Gajadhar claimed that methanol is currently being traded at a price lower than LNG in some ports, and is less expensive than biofuel, currently traded at US$1,200/t or more.

“Methanol is actually going to be a little bit cheaper than some of the biofuels that are available in the market today…. In terms of CAPEX, it is also a lot cheaper to modify vessels for methanol than it is for LNG,” she said.

Methanol-fuelled newbuilds also cost less than a LNG-burning ship, according to engine builders MAN Energy Solutions and Wärtsilä.

Kjeld Aabo, Director New Technologies two-stroke promotion, MAN Energy Solutions, told attendees that a 54,300m3 capacity product tanker running a methanol-fuelled engine would add about 10% to the newbuild price. The same vessel running on LNG would cost 22% more than a conventional HFO-burning ship.

The engine builder, which first unveiled and tested a methanol dual-fuel engine in 2016 and has a current orderbook of 23 ME-LGIM engines, said methanol combustion emits 8% less CO2 than an HFO Tier II engine.
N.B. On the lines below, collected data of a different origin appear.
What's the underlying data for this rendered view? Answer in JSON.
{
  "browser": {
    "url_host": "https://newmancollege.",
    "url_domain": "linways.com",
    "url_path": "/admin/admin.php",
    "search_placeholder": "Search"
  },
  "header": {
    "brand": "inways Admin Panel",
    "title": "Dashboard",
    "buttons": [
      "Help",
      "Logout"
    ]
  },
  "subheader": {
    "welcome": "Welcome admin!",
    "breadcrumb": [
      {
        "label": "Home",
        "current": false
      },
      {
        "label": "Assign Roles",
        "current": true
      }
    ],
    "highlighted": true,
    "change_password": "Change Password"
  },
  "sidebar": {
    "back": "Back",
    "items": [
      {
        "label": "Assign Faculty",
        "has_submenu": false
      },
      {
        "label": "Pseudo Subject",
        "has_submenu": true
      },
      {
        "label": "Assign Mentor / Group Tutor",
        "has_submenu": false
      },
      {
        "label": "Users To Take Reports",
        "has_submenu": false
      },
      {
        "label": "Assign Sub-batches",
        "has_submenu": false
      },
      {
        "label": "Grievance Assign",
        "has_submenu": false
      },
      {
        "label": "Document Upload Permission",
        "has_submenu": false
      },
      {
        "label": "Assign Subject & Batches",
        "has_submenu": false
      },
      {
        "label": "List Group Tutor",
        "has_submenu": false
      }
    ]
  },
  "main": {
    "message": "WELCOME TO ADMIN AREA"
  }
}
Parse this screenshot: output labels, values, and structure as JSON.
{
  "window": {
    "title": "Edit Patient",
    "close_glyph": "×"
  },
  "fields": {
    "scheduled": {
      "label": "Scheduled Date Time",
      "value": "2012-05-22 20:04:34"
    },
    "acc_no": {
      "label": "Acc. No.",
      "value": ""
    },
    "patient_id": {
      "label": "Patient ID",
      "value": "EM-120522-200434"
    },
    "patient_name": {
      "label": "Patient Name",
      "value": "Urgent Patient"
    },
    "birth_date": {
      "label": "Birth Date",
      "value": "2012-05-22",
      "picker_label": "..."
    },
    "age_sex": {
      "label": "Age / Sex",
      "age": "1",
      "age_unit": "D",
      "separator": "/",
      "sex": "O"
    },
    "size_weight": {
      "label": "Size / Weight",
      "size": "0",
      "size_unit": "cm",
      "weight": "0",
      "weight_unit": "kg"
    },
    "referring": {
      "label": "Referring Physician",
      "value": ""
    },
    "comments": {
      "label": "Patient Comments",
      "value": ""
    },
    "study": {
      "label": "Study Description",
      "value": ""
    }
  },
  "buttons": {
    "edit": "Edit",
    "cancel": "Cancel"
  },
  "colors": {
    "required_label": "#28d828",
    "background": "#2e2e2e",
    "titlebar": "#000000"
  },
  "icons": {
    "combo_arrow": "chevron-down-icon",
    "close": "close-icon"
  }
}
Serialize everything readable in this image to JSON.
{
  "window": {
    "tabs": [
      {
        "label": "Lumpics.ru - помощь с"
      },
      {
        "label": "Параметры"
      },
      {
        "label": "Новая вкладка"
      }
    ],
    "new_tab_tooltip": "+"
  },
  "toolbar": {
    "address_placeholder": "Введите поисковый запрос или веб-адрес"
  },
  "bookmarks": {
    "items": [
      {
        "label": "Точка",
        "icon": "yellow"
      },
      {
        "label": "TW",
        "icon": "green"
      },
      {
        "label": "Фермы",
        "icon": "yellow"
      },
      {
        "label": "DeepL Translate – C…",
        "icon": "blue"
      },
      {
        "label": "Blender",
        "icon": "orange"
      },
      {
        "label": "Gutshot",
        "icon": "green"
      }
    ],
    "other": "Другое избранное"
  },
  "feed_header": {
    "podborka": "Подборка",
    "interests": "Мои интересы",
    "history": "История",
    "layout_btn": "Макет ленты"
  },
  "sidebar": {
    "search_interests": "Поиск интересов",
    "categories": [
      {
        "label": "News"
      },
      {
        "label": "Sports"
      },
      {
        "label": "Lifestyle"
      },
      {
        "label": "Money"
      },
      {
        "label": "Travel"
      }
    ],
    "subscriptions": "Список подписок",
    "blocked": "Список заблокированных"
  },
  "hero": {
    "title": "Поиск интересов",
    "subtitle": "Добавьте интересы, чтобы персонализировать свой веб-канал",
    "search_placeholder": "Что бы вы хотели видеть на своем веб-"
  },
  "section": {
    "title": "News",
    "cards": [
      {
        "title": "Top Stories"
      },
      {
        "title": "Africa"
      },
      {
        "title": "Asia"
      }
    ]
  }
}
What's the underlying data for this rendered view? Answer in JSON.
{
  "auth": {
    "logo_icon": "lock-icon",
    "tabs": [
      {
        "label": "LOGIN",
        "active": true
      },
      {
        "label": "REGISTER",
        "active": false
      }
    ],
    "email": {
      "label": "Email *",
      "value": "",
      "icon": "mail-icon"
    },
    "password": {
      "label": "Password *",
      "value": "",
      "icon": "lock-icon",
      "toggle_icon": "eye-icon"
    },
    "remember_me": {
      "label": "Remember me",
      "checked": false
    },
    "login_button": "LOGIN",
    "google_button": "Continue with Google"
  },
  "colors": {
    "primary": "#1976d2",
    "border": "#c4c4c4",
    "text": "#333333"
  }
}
SOx emissions are reduced by 97% and NOx up to 60%. And since the methanol molecule contains no carbon-carbon bonds, it does not produce particulate matter or soot when burned resulting in smokeless operation.

“I really believe there will be a big market for methanol in the future and the technology on the engine side is there,” said Aabo.

Toni Stojcevski, General Manager, Project Sales & Development, Wärtsilä, agreed but warned “if we are going to be compliant in 2050, with a 50% reduction in greenhouse gas emissions, then we need to prepare and start executing today.”

While Wärtsilä introduced a methanol engine in 2013, Stojcevski revealed that the engine builder expects to have an ammonia-fuelled engine operating next year and a pure hydrogen engine in 2025. The company also plans to launch a new methanol-burning engine based on its proven W32 series in late 2023. This will be available for newbuilds and retrofits.

Closing the webinar Dolan said: “Methanol engines are available. The fuel is available. The infrastructure is there and it’s affordable. We can act now.”